September 20, 2018

Vostok 2018: Implications for the Japan-US Alliance

AFP/Scanpix
Russian military forces perform a landing during the Vostok-2018 (East-2018) military drills at Klerka training ground on the Sea of Japan coast, outside the town of Slavyanka, some 100km south of Vladivostok, on September 15, 2018.
Russian military forces perform a landing during the Vostok-2018 (East-2018) military drills at Klerka training ground on the Sea of Japan coast, outside the town of Slavyanka, some 100km south of Vladivostok, on September 15, 2018.

On 11 September Russia took the initiative with two major events in its East (Vostok in Russian).

The first was Vostok 2018, a military exercise of unprecedented scale with Chinese participation for the first time. The second was the 4th Eastern Economic Forum (EEF) in Vladivostok, where President Vladimir Putin celebrated an apex of Sino-Russian friendship with President Xi Jinping. Faced with this volatile situation in the Far East, Japan needs to adjust itself and redefine its role in regional security. This article attempts to analyse this challenge with a focus on Russia’s new initiative in the region. It also examines a common challenge of relationship management for the Japan-US alliance.

First and foremost, the scale and scope of Vostok 2018 was unprecedented in the post-Cold War period. Given Russia’s enhanced military readiness and transportation capabilities, Vostok 2018 will have much wider strategic ramifications beyond the Far East. According to General Valery Gerasimov, Chief of the Russian General Staff, 297,000 servicemen took part in the exercise. In addition, Russian field and command exercises were carried out on multiple fronts: in the inland training area in Eastern Military District, plus maritime exercises in the Sea of Okhotsk by the Pacific Fleet and in the Arctic Ocean by the Northern Fleet.

The most prominent feature of Vostok 2018 was the first-ever participation by China. The People’s Liberation Army (PLA) deployed 3,200 troops, the largest number for a military exercise conducted outside its homeland. According to the Russian Ministry of Defence, the PLA and Russian armed forces have formed a “joint operational command system”. Official reports underline the success of the exercise; the Russian Armed Forces and Chinese PLA repelled a “hypothetical” attack and defeated the main enemy forces with their counteroffensives.

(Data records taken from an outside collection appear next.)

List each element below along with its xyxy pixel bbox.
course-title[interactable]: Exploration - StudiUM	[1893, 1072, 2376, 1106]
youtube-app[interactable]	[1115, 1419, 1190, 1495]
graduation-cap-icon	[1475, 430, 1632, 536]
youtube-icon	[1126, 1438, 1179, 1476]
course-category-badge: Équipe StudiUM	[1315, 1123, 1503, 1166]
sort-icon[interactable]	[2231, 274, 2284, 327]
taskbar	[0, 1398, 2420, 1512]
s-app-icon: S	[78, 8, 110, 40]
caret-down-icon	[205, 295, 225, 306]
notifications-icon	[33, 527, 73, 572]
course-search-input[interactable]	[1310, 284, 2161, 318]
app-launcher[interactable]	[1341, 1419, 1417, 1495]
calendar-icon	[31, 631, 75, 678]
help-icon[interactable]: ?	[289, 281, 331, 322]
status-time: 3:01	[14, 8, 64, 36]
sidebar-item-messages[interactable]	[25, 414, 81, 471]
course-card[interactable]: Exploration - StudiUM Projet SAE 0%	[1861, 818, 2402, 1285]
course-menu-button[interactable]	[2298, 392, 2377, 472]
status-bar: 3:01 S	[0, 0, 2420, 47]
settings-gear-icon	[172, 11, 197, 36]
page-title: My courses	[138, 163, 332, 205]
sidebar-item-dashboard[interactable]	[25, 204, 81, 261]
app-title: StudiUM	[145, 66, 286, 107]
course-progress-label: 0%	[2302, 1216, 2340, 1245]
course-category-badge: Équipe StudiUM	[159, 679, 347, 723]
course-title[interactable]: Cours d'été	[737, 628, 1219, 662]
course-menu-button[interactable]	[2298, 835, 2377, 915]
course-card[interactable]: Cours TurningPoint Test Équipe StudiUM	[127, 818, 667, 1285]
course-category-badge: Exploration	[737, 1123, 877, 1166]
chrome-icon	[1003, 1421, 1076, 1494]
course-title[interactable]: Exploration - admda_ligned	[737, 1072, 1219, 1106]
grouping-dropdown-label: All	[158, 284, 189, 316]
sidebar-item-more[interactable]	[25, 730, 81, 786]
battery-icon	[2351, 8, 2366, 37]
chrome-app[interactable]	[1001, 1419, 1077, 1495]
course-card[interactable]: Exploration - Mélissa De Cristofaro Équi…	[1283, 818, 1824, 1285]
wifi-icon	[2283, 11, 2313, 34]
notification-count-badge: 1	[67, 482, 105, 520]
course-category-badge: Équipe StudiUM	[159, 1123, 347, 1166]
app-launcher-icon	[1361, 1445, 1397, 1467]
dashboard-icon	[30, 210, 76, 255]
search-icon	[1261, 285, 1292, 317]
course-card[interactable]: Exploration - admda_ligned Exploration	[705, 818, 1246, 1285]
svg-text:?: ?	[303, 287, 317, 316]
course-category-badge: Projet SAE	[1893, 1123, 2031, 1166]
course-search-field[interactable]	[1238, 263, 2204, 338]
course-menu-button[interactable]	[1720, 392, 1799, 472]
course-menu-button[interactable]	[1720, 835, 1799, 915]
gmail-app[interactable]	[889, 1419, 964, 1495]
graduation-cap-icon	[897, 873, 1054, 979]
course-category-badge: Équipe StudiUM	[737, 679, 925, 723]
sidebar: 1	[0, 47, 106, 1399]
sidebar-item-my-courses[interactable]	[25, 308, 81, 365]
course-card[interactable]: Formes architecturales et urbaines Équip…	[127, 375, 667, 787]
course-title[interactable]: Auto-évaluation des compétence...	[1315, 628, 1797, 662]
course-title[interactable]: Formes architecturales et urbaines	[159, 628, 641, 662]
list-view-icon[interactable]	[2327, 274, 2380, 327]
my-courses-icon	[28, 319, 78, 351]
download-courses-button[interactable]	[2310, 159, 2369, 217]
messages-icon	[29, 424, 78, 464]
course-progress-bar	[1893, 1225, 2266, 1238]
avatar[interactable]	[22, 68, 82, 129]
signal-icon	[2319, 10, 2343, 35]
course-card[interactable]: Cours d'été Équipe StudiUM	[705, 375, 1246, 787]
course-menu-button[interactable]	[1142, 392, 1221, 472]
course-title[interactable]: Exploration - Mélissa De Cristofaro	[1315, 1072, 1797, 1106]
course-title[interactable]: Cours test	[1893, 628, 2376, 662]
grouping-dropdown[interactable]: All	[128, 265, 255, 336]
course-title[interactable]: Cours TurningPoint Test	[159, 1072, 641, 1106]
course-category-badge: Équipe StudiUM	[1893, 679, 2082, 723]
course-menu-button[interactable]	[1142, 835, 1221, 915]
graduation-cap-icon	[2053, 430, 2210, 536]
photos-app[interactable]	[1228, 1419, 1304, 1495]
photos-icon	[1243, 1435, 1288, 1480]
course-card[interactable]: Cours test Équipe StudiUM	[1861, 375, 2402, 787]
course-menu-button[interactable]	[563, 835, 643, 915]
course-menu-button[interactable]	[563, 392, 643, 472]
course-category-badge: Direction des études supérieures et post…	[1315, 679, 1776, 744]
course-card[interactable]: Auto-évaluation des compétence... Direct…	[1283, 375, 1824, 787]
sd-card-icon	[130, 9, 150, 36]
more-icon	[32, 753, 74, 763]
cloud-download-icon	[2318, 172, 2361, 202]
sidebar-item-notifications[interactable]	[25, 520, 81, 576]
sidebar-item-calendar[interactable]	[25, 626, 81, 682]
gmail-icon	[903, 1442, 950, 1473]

Still, we need to bear in mind some limitations and restrictions observed in the exercise. First, its location. It was held at the Tsugol training range in the Trans-Baikal region, an inland site close to Mongolia and northern China. Its remoteness made the exercise less provocative. In addition, Moscow and Beijing reiterated their official policy of not intending to forge a Sino-Russian alliance. In sum, military cooperation between the two countries is strictly limited in nature and scope.

The second point is Russia’s comprehensive approach to the Far East, combining diplomatic, economic and military means. From 11 to 13 September, the 4th EEF was held in Vladivostok, with the Chinese president participating for the first time. This undoubtedly gave the world an impression of an emerging Sino-Russian “honeymoon”. As foreign minister Wang Yi once put it, Chinese relations with Russia are at their “best level in history”. This diplomatic endeavour aims to foster a synergy in bilateral efforts, namely China’s Belt and Road Initiative (BRI) and Russia’s Eurasian Economic Union (EAEU). As President Xi put it during the forum, they share the need “to expand cooperation … to work together against the unilateral approach and trade protectionism” (emphasis added).

A worst-case scenario for Tokyo would be to deal with an emerging Sino-Russian monolith on the northern and southern fronts. Should Russia build up its military presence in the Far East, fully supported by the PLA, this would be well beyond Japan’s military competence. This scenario, however, is not foreseen due to mutual suspicion over border issues and Central Asia. In addition, Japan’s relationship with Russia is relatively stable. Thanks to Russia’s interest in expanding economic ties with Japan, the partnership between the two countries is hardly competitive. More pressing for Japan is to manage its relations with an assertive China while maintaining a stable relationship with Russia. A more desirable policy for Tokyo would be to explore an opportunity to drive a wedge between Moscow and Beijing by manipulating the distrust between the two.

Given the scale of Russia’s Vostok 2018 exercise, we need to reconfirm the value of combined military exercises in the Asia-Pacific region. President Trump, however, has announced a unilateral cancellation of the US joint annual exercises with South Korea following his summit with North Korean leader Kim Jong-un in June. In reality, Japan has no military capability to hedge and balance against Russia on its own. More worrisome is a volatile security environment in the Far East, with repeated provocations by North Korea and China. Tokyo must therefore exploit an opportunity to ensure deeper and wider commitment from the US, in order to counter military pressure from Russia. To implement Washington’s Indo-Pacific Strategy, Japan can provide invaluable capabilities and assets by supporting US forces in Japan and, possibly, in Korea.